Fully connecting the storage nodes of any sample data subset to be evaluated with the storage nodes corresponding to all the historical sample data subsets, so that data sharing is realized between the two storage nodes connected with each other;

Loading sample data to be evaluated in a sample data subset to be evaluated through data sharing;

using the trained computing nodes to primarily evaluate the risk of the sample data to be evaluated;

the building of a computing model on any computing node in the distributed computing environment comprises the following steps:

based on each risk characteristic in the historical sample data set, respectively setting corresponding initial prediction weights;

Constructing an initial prediction model by utilizing the risk characteristics and the corresponding initial prediction weights;

selecting any historical sample data from the historical sample data set as initial sample data;

Combining the initial sample data with an initial prediction model to obtain a prediction tag value of the initial sample data;

Combining the actual tag value and the predicted tag value of the initial sample data to obtain an initial predicted residual;

Constructing a secondary prediction model by combining the initial prediction residual error with an initial prediction model;

Continuously iterating the secondary prediction model by using the residual historical sample data to obtain a final prediction model;

the final prediction model satisfies the following formula: ， Wherein/> Domain/>, representing initial prediction weightsSubset/>Any group element/>Can make the function/>At minimum,/>Representing the total number of historical sample data in a set of historical sample data,/>Representing the total number of risk features in any set of historical sample data,/>Represents the j-th set of historical sample data/>Actual tag value of/>Represents the/>Group history sample data/>Corresponding predictive weights,/>Represents the j-th set of historical sample data/>I-th sample data,/>Represents the/>Group sample data/>Predicted tag value of/>Represents the m-th set of historical sample data/>I-th sample data,/>Represents the/>Group history sample data/>Is a prediction residual of (2);

the target wind control model satisfies the following formula: ，，/> Wherein/> Domain/>, representing initial prediction weightsSubset/>Any group element/>Can make the function/>At minimum,/>Representing sample data to be evaluated/>Predictive weight corresponding to the ith sample data,/>Represents the j-th set of historical sample data/>I-th sample data,/>Representing the number of final predictive models,/>Represents the/>Sample data/>, to be evaluated, of each final prediction modelPredicted tag value of/>Representing sample data to be evaluated/>I-th sample data,/>Represent training of the first/>First/>, in the final prediction model processGroup sample data/>Prediction residual of/>Representing sample data to be evaluatedRisk prediction value of/>Represents the/>Risk weights for the final prediction models.

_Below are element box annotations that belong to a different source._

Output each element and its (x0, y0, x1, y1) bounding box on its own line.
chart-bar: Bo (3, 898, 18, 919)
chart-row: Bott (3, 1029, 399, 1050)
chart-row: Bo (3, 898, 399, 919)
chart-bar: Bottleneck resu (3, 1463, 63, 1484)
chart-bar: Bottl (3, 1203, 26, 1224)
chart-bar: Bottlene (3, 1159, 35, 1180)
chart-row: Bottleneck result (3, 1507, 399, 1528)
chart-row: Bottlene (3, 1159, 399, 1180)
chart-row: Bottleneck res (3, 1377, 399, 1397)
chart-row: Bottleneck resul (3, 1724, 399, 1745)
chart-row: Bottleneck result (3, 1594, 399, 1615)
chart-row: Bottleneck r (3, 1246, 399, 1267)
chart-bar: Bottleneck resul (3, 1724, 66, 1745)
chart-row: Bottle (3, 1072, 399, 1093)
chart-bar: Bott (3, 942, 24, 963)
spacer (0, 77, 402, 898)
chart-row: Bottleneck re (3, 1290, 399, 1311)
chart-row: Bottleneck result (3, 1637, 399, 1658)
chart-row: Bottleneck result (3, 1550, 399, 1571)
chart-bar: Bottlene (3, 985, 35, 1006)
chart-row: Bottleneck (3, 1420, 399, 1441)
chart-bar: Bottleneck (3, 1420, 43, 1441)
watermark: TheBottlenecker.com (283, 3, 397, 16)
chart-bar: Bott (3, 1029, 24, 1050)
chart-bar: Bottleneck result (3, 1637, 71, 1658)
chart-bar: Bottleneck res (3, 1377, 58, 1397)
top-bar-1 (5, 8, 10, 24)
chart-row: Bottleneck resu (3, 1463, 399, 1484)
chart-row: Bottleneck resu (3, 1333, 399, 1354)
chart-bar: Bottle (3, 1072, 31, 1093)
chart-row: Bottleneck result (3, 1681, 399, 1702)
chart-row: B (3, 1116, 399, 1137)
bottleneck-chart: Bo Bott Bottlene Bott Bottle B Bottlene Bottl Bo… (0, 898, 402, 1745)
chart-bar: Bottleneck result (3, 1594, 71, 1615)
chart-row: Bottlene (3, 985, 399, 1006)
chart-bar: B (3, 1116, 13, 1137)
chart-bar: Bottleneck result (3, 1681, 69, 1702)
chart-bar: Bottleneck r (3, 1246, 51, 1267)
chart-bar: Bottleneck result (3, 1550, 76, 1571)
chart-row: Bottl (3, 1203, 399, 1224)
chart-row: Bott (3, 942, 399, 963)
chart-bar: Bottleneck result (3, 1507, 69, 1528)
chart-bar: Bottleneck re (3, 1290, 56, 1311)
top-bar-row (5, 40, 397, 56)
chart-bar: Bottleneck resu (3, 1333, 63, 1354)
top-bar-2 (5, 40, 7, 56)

2. The distributed-based wind control model building method of claim 1, wherein any one of the sample data subsets contains an amount of sample data less than or equal to Q, wherein Q represents a sample data amount threshold in the sample data subset.

3. The distributed wind control model building method according to claim 1, wherein the acquiring the historical sample dataset and the sample dataset to be evaluated comprises the steps of:

Setting risk characteristics and obtaining corresponding data according to the risk characteristics;

performing feature engineering on the data;

labeling the data after the feature engineering to obtain a history sample data set with a label;

And (5) sorting the data after the feature engineering to obtain a sample data set to be evaluated.

4. A distributed-based wind control model building system, comprising an input device, a processor, a memory, and an output device, the input device, the processor, the memory, and the output device being interconnected, wherein the memory is configured to store a computer program comprising program instructions, the processor being configured to invoke the program instructions to perform the distributed-based wind control model building method of any of claims 1 to 3.